As the COVID-19 pandemic continues to present challenges for the public health system, consumers and care providers are seeking remote communication solutions and technological innovations that can protect patient health. Scottsdale-based OmniHealth, a subsidiary of OmniExperience, is leveraging its technological innovations to meet growing demand. Industries of all types are working to ensure consumers that their facilities are safe.
Telehealth
Telehealth has been accelerating in use for years, but in the past few months the industry has exploded. Companies that can provide an efficient, customizable, and HIPAA-compliant telehealth system are in high demand.
At the outset of the pandemic, a vast majority of visits and check-ups were in-person, but telehealth was in the midst of 80% year-over-year growth.
“This shift was already happening before COVID,” says OmniExperience CEO Doug Ralston.
OmniHealth emerged as a competitor on the telehealth scene just two years ago, but the firm’s expertise and North American production line based in Scottsdale has made the company a key player in this market.
The company recognized that in the healthcare industry, there was a need for “enhanced customer service.” Through its cloud-based, open-source, and secure software, the company has been able to facilitate “virtually frictionless” communication between clinician and patient.

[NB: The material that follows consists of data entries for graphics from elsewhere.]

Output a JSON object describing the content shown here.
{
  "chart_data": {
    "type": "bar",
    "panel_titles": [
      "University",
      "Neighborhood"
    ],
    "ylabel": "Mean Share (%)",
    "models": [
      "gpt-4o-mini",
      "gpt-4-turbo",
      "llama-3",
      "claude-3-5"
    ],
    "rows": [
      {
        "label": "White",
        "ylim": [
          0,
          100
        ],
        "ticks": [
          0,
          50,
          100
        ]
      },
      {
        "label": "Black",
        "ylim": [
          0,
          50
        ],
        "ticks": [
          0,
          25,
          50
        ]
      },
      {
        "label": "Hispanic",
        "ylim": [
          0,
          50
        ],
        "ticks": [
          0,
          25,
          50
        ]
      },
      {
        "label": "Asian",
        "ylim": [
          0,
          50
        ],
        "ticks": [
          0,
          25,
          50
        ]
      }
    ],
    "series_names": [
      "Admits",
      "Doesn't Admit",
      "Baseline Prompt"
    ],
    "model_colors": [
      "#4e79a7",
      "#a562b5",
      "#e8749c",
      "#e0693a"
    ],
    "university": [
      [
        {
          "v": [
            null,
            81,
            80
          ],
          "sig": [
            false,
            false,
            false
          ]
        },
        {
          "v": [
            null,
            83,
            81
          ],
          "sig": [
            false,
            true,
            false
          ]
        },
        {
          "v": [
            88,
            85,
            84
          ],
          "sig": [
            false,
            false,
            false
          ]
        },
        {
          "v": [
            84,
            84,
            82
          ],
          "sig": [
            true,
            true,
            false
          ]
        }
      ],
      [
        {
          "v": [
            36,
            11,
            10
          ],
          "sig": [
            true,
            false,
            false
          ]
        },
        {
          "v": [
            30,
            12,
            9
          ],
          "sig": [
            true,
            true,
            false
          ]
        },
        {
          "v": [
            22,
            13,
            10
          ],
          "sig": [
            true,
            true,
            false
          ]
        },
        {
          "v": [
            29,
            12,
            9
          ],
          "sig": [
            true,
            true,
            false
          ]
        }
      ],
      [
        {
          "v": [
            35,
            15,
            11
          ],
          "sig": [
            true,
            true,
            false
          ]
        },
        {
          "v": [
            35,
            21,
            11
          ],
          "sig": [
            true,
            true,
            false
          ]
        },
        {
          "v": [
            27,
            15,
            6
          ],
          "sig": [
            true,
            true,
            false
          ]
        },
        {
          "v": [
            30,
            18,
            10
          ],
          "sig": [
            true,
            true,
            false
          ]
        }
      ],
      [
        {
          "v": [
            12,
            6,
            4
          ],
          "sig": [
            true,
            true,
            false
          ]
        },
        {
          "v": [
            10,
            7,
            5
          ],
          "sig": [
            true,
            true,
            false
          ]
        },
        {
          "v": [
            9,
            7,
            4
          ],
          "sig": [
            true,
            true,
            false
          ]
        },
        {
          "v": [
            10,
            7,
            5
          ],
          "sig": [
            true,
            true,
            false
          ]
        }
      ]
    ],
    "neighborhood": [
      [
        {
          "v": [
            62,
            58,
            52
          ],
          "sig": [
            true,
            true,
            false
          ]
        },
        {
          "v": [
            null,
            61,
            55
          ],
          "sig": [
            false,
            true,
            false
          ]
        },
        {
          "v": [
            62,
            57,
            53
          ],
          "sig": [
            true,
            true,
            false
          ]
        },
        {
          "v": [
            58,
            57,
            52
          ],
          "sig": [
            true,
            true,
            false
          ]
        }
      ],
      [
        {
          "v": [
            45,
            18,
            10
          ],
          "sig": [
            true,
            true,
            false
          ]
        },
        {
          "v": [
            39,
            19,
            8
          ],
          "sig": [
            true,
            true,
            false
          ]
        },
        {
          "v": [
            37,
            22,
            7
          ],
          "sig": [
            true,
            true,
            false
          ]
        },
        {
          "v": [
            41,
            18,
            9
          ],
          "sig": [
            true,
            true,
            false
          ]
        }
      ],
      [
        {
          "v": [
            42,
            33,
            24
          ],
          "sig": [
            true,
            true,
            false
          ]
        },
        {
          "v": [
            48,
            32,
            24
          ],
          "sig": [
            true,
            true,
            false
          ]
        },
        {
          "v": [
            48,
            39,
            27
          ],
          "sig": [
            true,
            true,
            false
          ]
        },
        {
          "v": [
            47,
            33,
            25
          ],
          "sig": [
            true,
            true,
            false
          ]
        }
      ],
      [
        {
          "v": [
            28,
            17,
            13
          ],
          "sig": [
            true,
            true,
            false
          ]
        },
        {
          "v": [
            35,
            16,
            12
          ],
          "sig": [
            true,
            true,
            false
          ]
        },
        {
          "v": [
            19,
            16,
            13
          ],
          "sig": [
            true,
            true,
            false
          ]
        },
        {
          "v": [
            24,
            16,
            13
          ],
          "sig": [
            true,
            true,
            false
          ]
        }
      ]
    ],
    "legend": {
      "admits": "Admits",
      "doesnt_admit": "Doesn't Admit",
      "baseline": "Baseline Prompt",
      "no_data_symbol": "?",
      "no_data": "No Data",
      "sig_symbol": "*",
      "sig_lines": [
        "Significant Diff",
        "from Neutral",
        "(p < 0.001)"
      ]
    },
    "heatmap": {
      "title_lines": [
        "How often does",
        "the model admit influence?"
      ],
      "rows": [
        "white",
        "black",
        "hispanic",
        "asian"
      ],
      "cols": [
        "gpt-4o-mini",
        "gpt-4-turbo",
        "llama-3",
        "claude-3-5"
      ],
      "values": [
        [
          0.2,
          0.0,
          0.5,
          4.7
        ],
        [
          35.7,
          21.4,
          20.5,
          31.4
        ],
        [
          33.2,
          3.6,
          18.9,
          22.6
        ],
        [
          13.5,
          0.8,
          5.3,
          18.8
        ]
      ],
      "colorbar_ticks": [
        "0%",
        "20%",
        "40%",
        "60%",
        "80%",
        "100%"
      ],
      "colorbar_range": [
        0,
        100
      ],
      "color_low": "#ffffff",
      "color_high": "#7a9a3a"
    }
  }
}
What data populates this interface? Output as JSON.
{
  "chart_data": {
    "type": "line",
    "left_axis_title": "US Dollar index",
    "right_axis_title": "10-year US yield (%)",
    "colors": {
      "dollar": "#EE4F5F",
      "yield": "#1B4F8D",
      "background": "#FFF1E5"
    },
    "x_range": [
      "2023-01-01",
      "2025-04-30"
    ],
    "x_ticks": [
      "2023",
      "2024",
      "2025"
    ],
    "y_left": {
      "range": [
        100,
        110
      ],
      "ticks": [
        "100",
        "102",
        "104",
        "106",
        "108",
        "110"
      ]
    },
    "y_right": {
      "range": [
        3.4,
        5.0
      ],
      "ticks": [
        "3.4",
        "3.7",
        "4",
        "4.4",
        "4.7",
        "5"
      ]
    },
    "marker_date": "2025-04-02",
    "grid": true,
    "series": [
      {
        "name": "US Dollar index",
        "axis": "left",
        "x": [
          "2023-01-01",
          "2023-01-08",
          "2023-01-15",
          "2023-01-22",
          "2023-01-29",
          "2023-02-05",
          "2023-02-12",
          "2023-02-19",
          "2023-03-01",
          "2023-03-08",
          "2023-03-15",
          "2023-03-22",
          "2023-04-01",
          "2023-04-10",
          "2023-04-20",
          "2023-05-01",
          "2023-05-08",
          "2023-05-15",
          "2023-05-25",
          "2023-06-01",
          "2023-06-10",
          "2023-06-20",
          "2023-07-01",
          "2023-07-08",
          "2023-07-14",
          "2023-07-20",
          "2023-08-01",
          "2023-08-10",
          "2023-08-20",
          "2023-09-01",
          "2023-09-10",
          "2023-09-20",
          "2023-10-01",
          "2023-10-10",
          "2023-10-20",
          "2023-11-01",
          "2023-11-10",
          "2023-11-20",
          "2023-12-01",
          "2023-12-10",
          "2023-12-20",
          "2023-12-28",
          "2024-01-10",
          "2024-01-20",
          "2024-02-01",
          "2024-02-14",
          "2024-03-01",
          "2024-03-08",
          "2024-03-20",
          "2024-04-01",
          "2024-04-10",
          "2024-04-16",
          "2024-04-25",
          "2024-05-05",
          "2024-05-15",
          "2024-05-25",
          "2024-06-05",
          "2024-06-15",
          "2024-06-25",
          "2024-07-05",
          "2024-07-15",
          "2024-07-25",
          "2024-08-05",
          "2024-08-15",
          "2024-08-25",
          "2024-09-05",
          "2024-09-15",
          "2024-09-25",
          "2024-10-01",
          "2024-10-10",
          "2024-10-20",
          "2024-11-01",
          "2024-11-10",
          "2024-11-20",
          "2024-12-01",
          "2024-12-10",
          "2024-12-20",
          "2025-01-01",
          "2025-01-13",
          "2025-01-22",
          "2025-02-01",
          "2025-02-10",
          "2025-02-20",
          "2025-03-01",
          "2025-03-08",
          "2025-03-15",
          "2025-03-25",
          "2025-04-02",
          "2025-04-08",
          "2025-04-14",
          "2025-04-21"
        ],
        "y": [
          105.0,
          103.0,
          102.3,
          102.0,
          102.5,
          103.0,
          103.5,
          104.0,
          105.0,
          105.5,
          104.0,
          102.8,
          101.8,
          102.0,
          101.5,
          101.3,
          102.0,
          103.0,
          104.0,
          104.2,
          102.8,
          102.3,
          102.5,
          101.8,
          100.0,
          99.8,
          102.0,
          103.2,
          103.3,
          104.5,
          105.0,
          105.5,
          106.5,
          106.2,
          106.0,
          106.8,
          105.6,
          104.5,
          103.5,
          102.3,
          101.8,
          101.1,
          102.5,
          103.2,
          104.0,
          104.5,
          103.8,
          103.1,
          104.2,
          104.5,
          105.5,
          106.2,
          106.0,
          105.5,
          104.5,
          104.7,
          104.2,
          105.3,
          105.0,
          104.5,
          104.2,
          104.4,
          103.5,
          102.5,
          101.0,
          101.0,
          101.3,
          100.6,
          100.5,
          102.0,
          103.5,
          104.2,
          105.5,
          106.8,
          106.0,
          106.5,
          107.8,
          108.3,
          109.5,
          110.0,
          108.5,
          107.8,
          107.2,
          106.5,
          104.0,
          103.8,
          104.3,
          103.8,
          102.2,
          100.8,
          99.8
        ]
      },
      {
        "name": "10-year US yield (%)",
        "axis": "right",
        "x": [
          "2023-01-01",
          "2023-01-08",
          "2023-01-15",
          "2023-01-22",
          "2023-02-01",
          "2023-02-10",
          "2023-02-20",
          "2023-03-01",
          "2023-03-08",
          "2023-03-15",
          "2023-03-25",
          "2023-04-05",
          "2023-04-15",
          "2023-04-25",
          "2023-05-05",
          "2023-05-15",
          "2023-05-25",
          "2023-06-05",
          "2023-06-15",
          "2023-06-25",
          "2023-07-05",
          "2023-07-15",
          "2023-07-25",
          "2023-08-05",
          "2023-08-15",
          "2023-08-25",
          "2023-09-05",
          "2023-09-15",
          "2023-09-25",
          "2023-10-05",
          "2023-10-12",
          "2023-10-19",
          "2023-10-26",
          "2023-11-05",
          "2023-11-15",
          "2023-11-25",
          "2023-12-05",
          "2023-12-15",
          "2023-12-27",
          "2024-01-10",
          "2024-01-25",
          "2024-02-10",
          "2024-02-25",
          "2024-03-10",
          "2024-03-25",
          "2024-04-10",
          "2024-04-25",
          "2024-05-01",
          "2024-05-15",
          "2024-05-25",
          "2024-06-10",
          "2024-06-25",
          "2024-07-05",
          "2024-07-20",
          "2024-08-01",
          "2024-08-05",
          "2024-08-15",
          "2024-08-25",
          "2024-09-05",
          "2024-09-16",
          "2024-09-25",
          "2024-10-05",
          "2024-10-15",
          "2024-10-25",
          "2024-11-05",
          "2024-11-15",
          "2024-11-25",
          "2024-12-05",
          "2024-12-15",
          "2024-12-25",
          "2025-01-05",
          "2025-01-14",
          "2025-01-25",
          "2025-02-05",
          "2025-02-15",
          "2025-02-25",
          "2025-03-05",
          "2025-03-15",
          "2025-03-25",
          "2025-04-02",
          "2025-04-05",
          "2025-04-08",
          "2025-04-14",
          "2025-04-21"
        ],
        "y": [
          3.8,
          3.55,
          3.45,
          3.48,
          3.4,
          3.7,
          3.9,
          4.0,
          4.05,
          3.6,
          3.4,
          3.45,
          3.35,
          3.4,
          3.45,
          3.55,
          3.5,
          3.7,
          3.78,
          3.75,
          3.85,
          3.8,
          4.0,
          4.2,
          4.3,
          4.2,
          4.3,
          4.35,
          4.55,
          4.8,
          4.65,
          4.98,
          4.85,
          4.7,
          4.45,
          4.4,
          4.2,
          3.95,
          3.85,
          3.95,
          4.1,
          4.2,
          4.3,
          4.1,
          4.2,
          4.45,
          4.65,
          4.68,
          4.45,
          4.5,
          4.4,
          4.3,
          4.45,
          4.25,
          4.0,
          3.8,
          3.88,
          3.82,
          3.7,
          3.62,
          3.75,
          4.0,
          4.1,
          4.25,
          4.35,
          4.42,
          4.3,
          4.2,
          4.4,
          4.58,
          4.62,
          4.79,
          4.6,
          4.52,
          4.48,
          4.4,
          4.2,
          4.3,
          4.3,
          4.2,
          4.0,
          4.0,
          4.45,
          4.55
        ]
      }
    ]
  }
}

Their software is already being used by Mayo Clinic, CVS Pharmacy, King Drug and Homecare.
Adaptability
Utilizing their company’s signature “omniexperience,” OmniHealth enables providers to customize their mode of communication with patients. Because of its open-source structure, they can “constantly evolve and change as [the situation] evolves and changes.”
OmniHealth has adopted the “software as a service”, or SaaS, distribution model. This means that the native application developed by the company is brandable, expandable, and completely open to changes. This, Ralston emphasizes, contributes to the company’s mission of maintaining “self-service, frictionless engagement options”.
Advanced kiosks offer screening capability
Beyond the code, Omni also offers a wide array of hardware. From interactive kiosks to enormous electronic wall displays, the company produces up to 500 pieces of modular hardware a month. Ralston says that the company has production capacity to ramp up production as demand warrants.
In the Covid era, the company’s kiosks offer important tools for congregant settings.
“How do we welcome people back, especially in areas where you have groups of people?” Ralston said.
To meet that need, OmniHealth now offers affordable high-tech kiosks to screen guests for fevers and that can check individuals for face masks before they enter a group-gathering such as a conference.
The kiosks can also be deployed in physician offices and clinics, not only for health screenings, but to ease the patient check-in process or to segregate well and ill patients.
OmniExperience has integrated similar systems flawlessly into tourism and hospitality settings. In fact, they are already working with Disney Resorts, Marriott, In-N-Out, the Los Angeles Tourism and Convention Board, and more.
“Businesses that adopt omni-channel strategies achieve 91% greater year-over-year customer retention” than if they did not adopt the omniexperience, says Ralston.
Outlook
The coronavirus pandemic has accelerated the need to adopt advanced technological tools into the healthcare space. OmniHealth’s focus on a frictionless experience may just make your next doctor’s appointment a bit more cheery and a lot less stressful.